Instagram launches Teen Accounts with parental control features for young users
Meta-owned Instagram is launching Teen Accounts to put teenagers in built-in protections with a variety of safety measures, where even parents can get involved, the company said on its official blogpost Tuesday.
Teenagers under 16 will need a parent’s permission to change any of the built-in protections to be less strict within Teen Accounts, the company said.
“We developed Teen Accounts with parents and teens in mind. The new Teen Account protections are designed to address parents’ biggest concerns, including who their teens are talking to online, the content they’re seeing, and whether their time is being well spent,” the company said on its blog.
The protections include default private accounts, messaging restrictions, sensitive content restrictions, tags or mentions only by people they follow, and sleep mode enabled. The protections are turned on automatically, and parents decide if teens under 16 can change any of these settings, the company said.
If parents want more oversight over their children who are above sixteen, they can turn on parental supervision, the company said.
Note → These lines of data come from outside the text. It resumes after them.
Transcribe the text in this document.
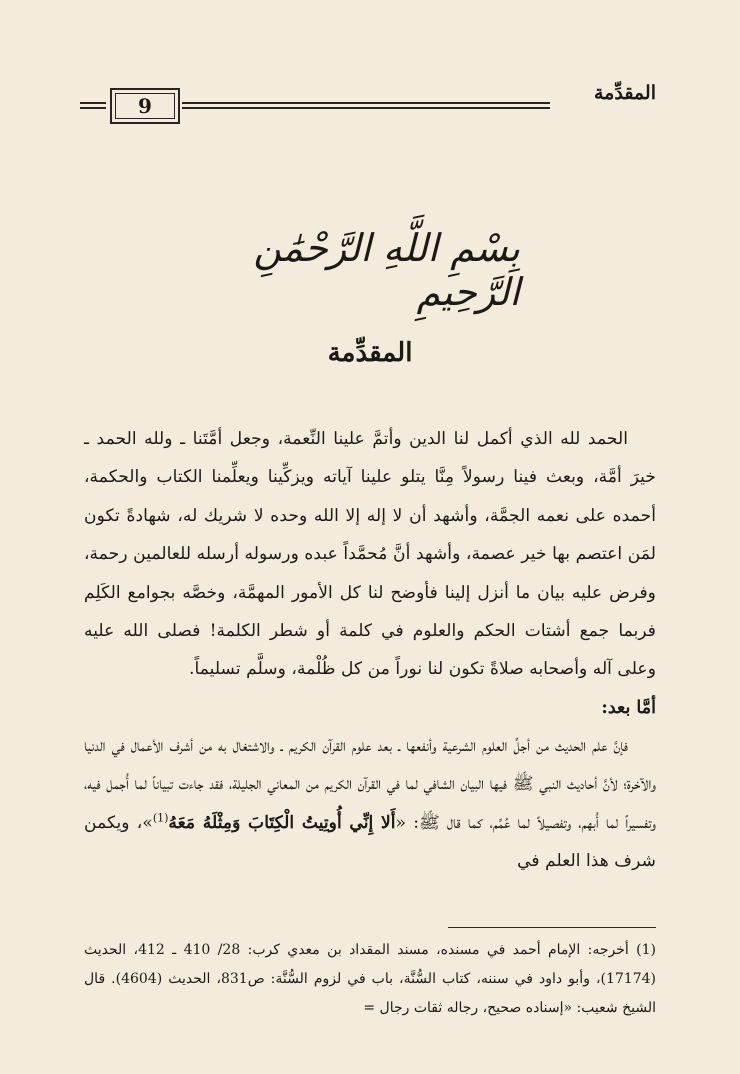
9
المقدِّمة
بِسْمِ اللَّهِ الرَّحْمَٰنِ الرَّحِيمِ
المقدِّمة

الحمد لله الذي أكمل لنا الدين وأتمَّ علينا النِّعمة، وجعل أمَّتَنا ـ ولله الحمد ـ خيرَ أمَّة، وبعث فينا رسولاً مِنَّا يتلو علينا آياته ويزكِّينا ويعلِّمنا الكتاب والحكمة، أحمده على نعمه الجمَّة، وأشهد أن لا إله إلا الله وحده لا شريك له، شهادةً تكون لمَن اعتصم بها خير عصمة، وأشهد أنَّ مُحمَّداً عبده ورسوله أرسله للعالمين رحمة، وفرض عليه بيان ما أنزل إلينا فأوضح لنا كل الأمور المهمَّة، وخصَّه بجوامع الكَلِم فربما جمع أشتات الحكم والعلوم في كلمة أو شطر الكلمة! فصلى الله عليه وعلى آله وأصحابه صلاةً تكون لنا نوراً من كل ظُلْمة، وسلَّم تسليماً.

أمَّا بعد:

فإنَّ علم الحديث من أجلِّ العلوم الشرعية وأنفعها ـ بعد علوم القرآن الكريم ـ والاشتغال به من أشرف الأعمال في الدنيا والآخرة؛ لأنَّ أحاديث النبي ﷺ فيها البيان الشافي لما في القرآن الكريم من المعاني الجليلة، فقد جاءت تبياناً لما أُجمل فيه، وتفسيراً لما أُبهم، وتفصيلاً لما عُمِّم، كما قال ﷺ: «أَلا إِنِّي أُوتِيتُ الْكِتَابَ وَمِثْلَهُ مَعَهُ$^{(1)}$»، ويكمن شرف هذا العلم في

(1) أخرجه: الإمام أحمد في مسنده، مسند المقداد بن معدي كرب: 28/ 410 ـ 412، الحديث (17174)، وأبو داود في سننه، كتاب السُّنَّة، باب في لزوم السُّنَّة: ص831، الحديث (4604). قال الشيخ شعيب: «إسناده صحيح، رجاله ثقات رجال =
Parents can now get insights into who their teens are chatting with, set total daily time limits for teens’ Instagram usage, block teens from using Instagram for specific time periods, and see topics a teen is looking at.
The company said teens who sign up now will be automatically put under Teen Accounts, and teens already using Instagram will be notified about the changes and will be moved into next week.
Instagram said it plans to move applicable users into Teen Accounts within 60 days in the US, UK, Canada, and Australia, in the European Union later this year, and around the world starting in January.
The company said it will also bring Teen Accounts to other Meta platforms next year.